William Stacy - 04 Jun 2005 16:37 GMT > Only four days of Atropine b.i.d. (at about age 34) "unlocked" my full > hyperopia, indicating that I'd actually been about 4.5d over-minused [quoted text clipped - 3 lines] > correction than would have been indicated if the acc. component had > been fully eliminated. Being over-minused really means under-plussed in your case. (my clarification to avoid otis' thinking that someone actually put minus lenses on you).

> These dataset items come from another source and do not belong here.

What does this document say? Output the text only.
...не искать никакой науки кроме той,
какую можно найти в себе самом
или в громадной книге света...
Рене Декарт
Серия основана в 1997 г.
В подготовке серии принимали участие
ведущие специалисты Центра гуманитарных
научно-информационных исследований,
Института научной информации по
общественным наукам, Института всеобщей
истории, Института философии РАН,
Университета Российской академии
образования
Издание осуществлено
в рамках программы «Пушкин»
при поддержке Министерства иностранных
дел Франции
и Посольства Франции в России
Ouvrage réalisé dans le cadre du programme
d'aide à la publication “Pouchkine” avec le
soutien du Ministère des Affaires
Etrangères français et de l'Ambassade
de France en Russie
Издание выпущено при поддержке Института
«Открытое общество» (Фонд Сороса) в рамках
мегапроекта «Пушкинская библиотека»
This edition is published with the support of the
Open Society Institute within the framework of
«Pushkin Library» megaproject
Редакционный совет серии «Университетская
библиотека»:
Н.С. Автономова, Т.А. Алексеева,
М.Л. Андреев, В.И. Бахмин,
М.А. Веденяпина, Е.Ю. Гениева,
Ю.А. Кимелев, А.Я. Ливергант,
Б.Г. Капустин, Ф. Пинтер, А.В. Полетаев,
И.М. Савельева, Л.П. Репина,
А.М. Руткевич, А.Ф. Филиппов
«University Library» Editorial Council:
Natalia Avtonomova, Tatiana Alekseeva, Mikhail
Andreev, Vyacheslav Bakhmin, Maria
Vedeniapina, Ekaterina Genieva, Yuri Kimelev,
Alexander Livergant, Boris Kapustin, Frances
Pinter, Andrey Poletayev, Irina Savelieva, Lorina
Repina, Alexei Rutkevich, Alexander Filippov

Either way, it would have resulted in an over-estimation of your actual esotropia, at least the non-accommodative portion thereof. This is because the excessive accommodation would increase the total strabismic angle, whereas full plus would relax out the accommodative part.
w.stacy, o.d.
Neil Brooks - 04 Jun 2005 16:46 GMT >> Only four days of Atropine b.i.d. (at about age 34) "unlocked" my full >> hyperopia, indicating that I'd actually been about 4.5d over-minused [quoted text clipped - 6 lines] >Being over-minused really means under-plussed in your case. (my >clarification to avoid otis' thinking Hasn't happened yet
>that someone actually put minus lenses on you). Oops. There was more. Sorry.
>Either way, it would have resulted in an over-estimation of your actual >esotropia, at least the non-accommodative portion thereof. This is >because the excessive accommodation would increase the total strabismic >angle, whereas full plus would relax out the accommodative part. You're exactly right. I think they overestimated the non-accommodative part, but (perhaps) underestimated the eso- that could have been elicited via prism adaptive trials.
Incidentally, patching isn't alleviating symptoms. I'll be switching eyes today (woo-hoo!) ;-)
William Stacy - 04 Jun 2005 17:19 GMT > Incidentally, patching isn't alleviating symptoms. I'll be switching
> eyes today (woo-hoo!) ;-) So that probably eliminates vergence issues from your symptoms, meaning I think you could probably dispense with the prisms, unless that would give you diplopia.
w.stacy, o.d.
otisbrown@pa.net - 02 Jun 2005 19:06 GMT The above "amplitude of accommodation", i.e., stop-to-stop ignores depth-of-field effects which can increase the range of sharp focus by about 1 diopter or so -- in sunlight.
Best,
Otis
Dr. Leukoma - 02 Jun 2005 19:58 GMT That's a good observation. However, then the patient has no amplitude left over for reading.
DrG
otisbrown@pa.net - 02 Jun 2005 23:50 GMT As you pointed out -- it is an ill wind that does not blow some good.
If he is -1.5 diopter myopic, then with depth-of-field he should be able to read with no glasses.